We begin with Dame Shirley's early life. Her mother was a feminist and a Labour activist. Shirley stated it was her who inherited her mothers political passions, apprently her brother had little interest and in what little he did have, he tended to side with the Conservatives.
She went to the United States during the war and spent time in Minnesota. She states in that part of the USA in the 40's there was virtually no class system, she believes this is where her passion for Comprehensive education came from as she came to dislike the class system in the UK, and saw a classless education system as key to changing this.
Dame Shirley joined the Labour party at 16 and eventually became an MP. She states she encountered little sexism in her early life and does not consider herself on a feminist mission. Eventually she became a Cabinet Minister and was passionate about pushing Tony Crossland's comprehensive school agenda on.

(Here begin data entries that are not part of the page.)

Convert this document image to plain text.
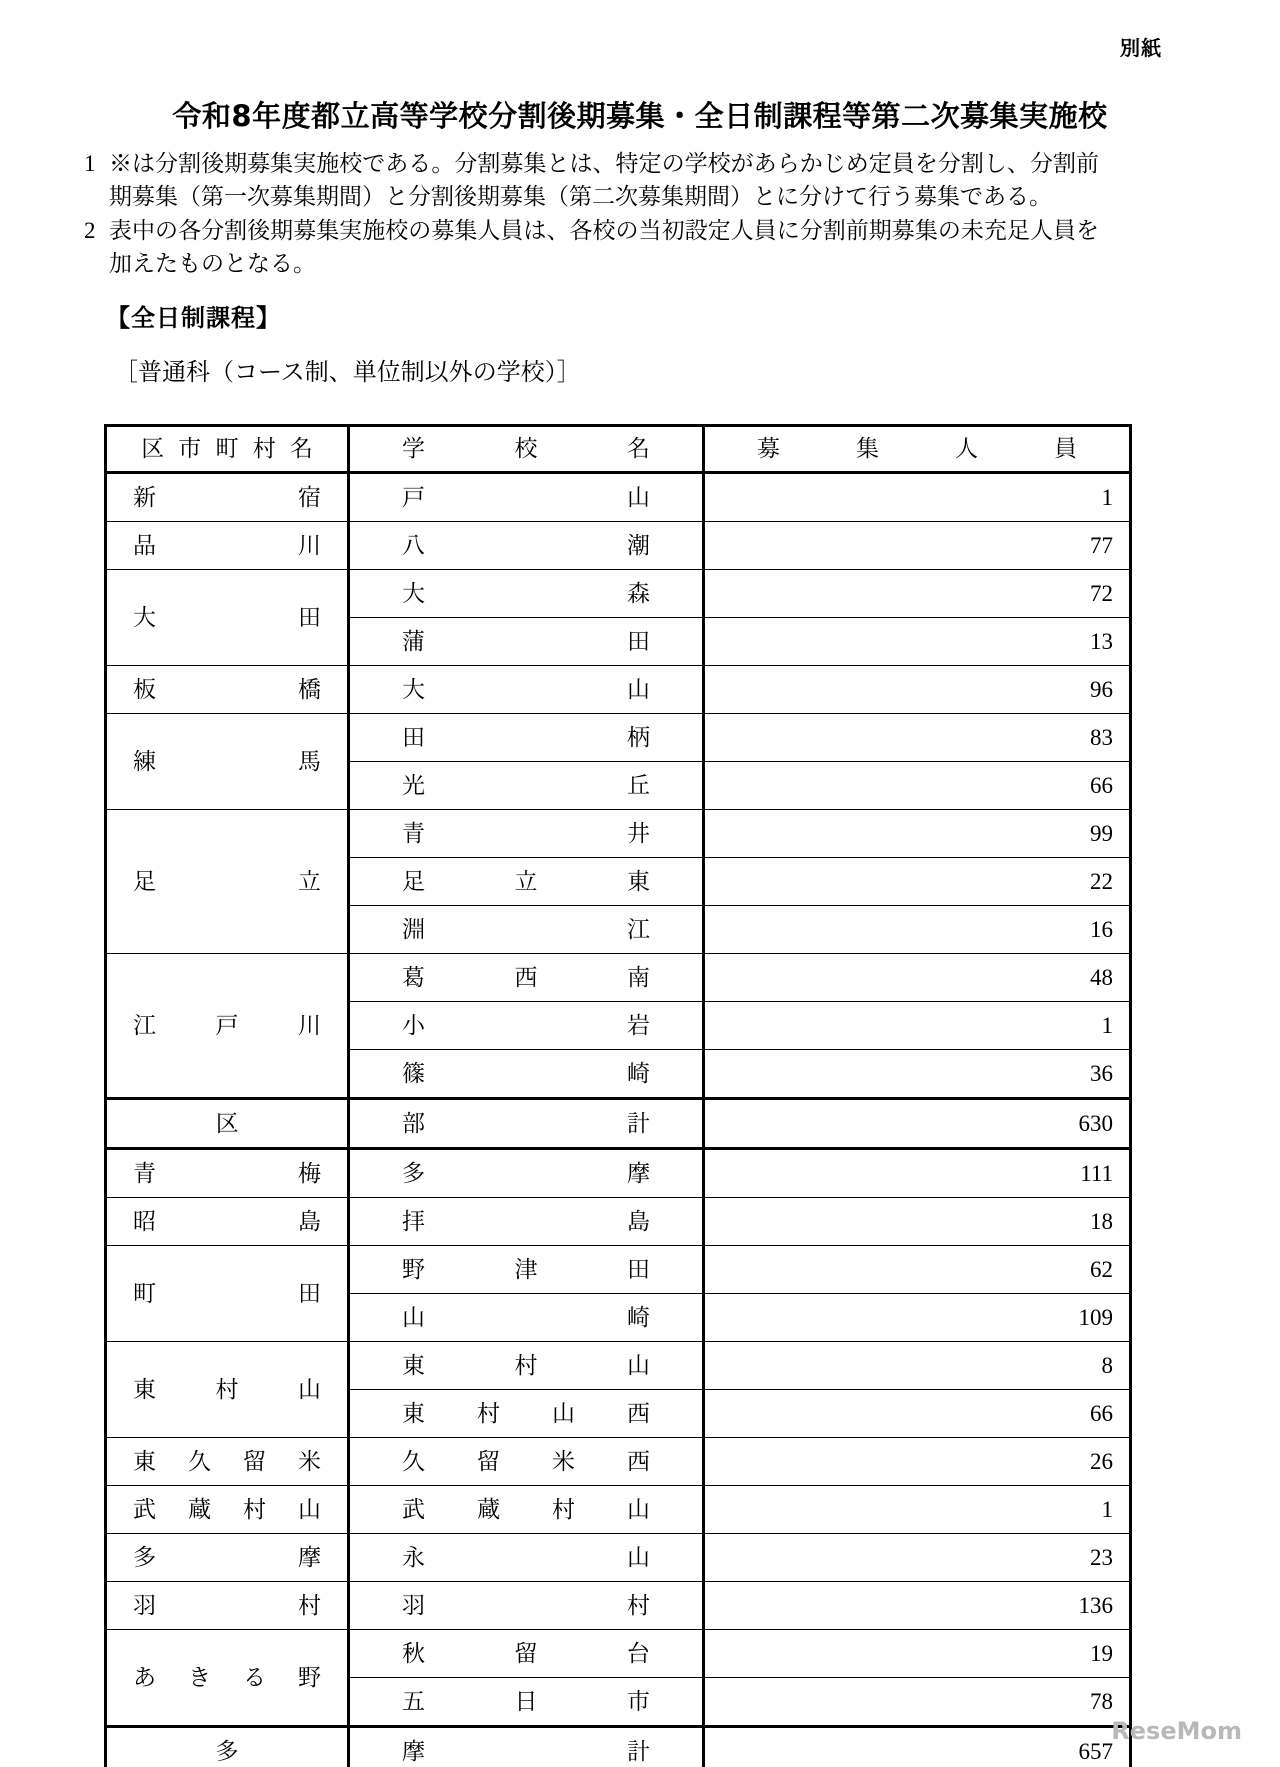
別紙
令和8年度都立高等学校分割後期募集・全日制課程等第二次募集実施校
1 ※は分割後期募集実施校である。分割募集とは、特定の学校があらかじめ定員を分割し、分割前期募集（第一次募集期間）と分割後期募集（第二次募集期間）とに分けて行う募集である。
2 表中の各分割後期募集実施校の募集人員は、各校の当初設定人員に分割前期募集の未充足人員を加えたものとなる。
【全日制課程】
［普通科（コース制、単位制以外の学校）］
区市町村名	学校名	募集人員

新宿	戸山	1

品川	八潮	77

大田	大森	72

	蒲田	13

板橋	大山	96

練馬	田柄	83

	光丘	66

足立	青井	99

	足立東	22

	淵江	16

江戸川	葛西南	48

	小岩	1

	篠崎	36

区	部　　　計	630

青梅	多摩	111

昭島	拝島	18

町田	野津田	62

	山崎	109

東村山	東村山	8

	東村山西	66

東久留米	久留米西	26

武蔵村山	武蔵村山	1

多摩	永山	23

羽村	羽村	136

あきる野	秋留台	19

	五日市	78

多	摩　　　計	657
ReseMom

She stated she is proud of pushing this. Then she encountered the weakest point of the interview, she said she regretted that this had become a political football in England, and pointed to Scotland, where it was less so, as the true triumph of comprehensivism. Andrew Neill is a Scot who knows plenty about he Scottish system. He pointed out Scottish results had risen recently, in line with a huge increase in private education, and the two biggest universities in Scotland, Edinburgh and ST Andrews, were dominated by priviately educated pupils. During this part of the interview Dame Shirley was on the defensive, her critics will argue this is proof the Comprehensive argument does not stand up to scrutiny.
They move on to her leaving the Labour Party after the 1979 election. She stated 3 reasons, the Labour Party were becoming anti EEC (now the EU) which she was not, they wanted to leave NATO which she was against, and the left wanted MP's to be accountable to the party not the electorate. She pointed out it is amusing how some of these people parade themselves as great parliamentarians because they oppose the party whip today, when they used to condemn those who did so back then.
She stated she believed it took the Derek Hatton issue in Liverpool before Neil Kinnock saw what was required, and even then it was another 10 years before the battle to move the party back to sense was won. She does not regret not going back to Labour at that point.
Dame Shirley confimred she would be available to advise the Governemnt on issues that go beyond party politics in her view, as long as she retained her independence. She would advise the Government on nuclear issues as long as certain conditions about the direction of policy were met, but this would mean a commitment to eliminate neuclear weapons at the earliest opportunity.
We finish with Dame Shirley admitting her weakness was her love of detail and taking on too much. She accepts Neill's premise that this may have cost her the chance to be Britain's first female PM instead of Margaret Thatcher.